Rathmore offer Hurling as well, but they do not play above intermediate level. They play in the Kerry Senior Football Championship. Rathmore GAA was founded in 1888. Their original colours were green. Their former residence was known as the "lawn". The East Kerry board runs its own competitions for clubs within the division. The most important is the O'Donoghue Cup which is awarded to the winners of the East Kerry Senior Football Championship. In 1963 they became the first rural club to win the championship.

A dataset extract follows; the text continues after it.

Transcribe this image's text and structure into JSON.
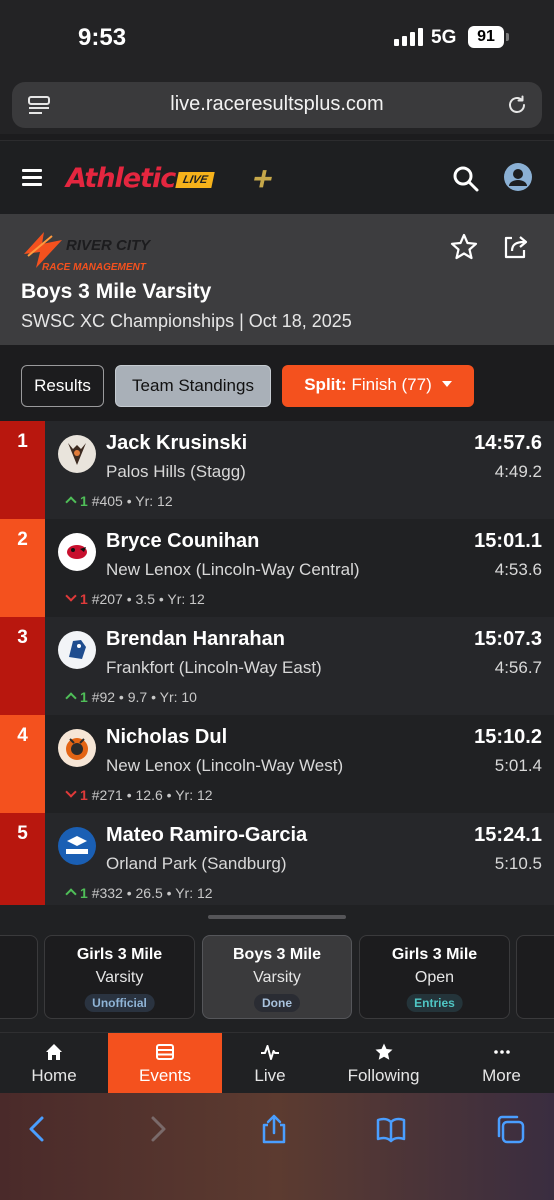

The club once played in the Kerry Senior Hurling Championship, making it to the final in 1932 but lost out to Causeway in the final. Now hurling is played at under-age level and in 2022 Rathmore will field a team in the Kerry County Junior Championship.

==Achievements==

- Football
- All-Ireland Intermediate Club Football Championship: (1) 2022
- Munster Intermediate Club Football Championship: (1) 2022
- Kerry County Club Championship (2) 2011, 2026 Runners-Up 2010, 2012
- Kerry County Football League Division 1: (1) 2002
- Kerry Intermediate Football Championship: (2) 1999, 2022
- Kerry Junior Football Championship: (2) 1968, 1998 Runners-Up 1988, 1993, 1996
- Kerry Minor Football Championship: Runners Up 2001 (with Glenflesk)
- East Kerry Senior Football Championship: (9) 1963, 1978, 1984, 2005, 2014, 2015, 2016, 2017, 2024
- East Kerry Junior Football Championship: (3) 2009, 2012, 2015

- Hurling

- Kerry Senior Hurling Championship: Runner-Up 1932
- Kerry Junior Hurling Championship: (2) 1987, 2023 Runners-Up 2022

==Ladies Gaelic football==
Rathmore Ladies club has also followed through the years with the men's club. The ladies decided in the year 2000 that they would go out on their own and not under the men's club anymore. This continued to be a great success for Rathmore winning many challenges throughout the years at all ages.the pat lawlor, the co championship division A 2005 defeat over Castleisland, players including Aoife O'Sullivan, Ashling Desmond, Jacinta Murphy, Noreen and Eileen Murphy, Marie Kelleher, Michelle Knee, Amy Murphy, Sheilann Moynihan, Jodie O Sullivan and many more and many under age levels won.

==Famous players==
- Din Joe Crowley Two time All-Ireland Senior Football Championship winner.
- Donal Dineen
- Declan O'Keeffe Two time All-Ireland Senior Football Championship winner. Two time All-Star winner.
- Tom O'Sullivan Five time All-Ireland Senior Football Championship winner. Two time All-Star. 2009 All-Ireland Senior Football Championship Final Man of the Match.
- Aidan O'Mahony Five time All-Ireland Senior Football Championship winner. Two time All-Star. 2006 All-Ireland Senior Football Championship Final Man of the Match.
- Paul Murphy Three time All-Ireland Senior Football Championship winner. All-Star winner. 2014 All-Ireland Senior Football Championship Final Man of the Match.
- Shane Ryan Two times All-Ireland Senior Football Championship winner. Two time All-Star winner.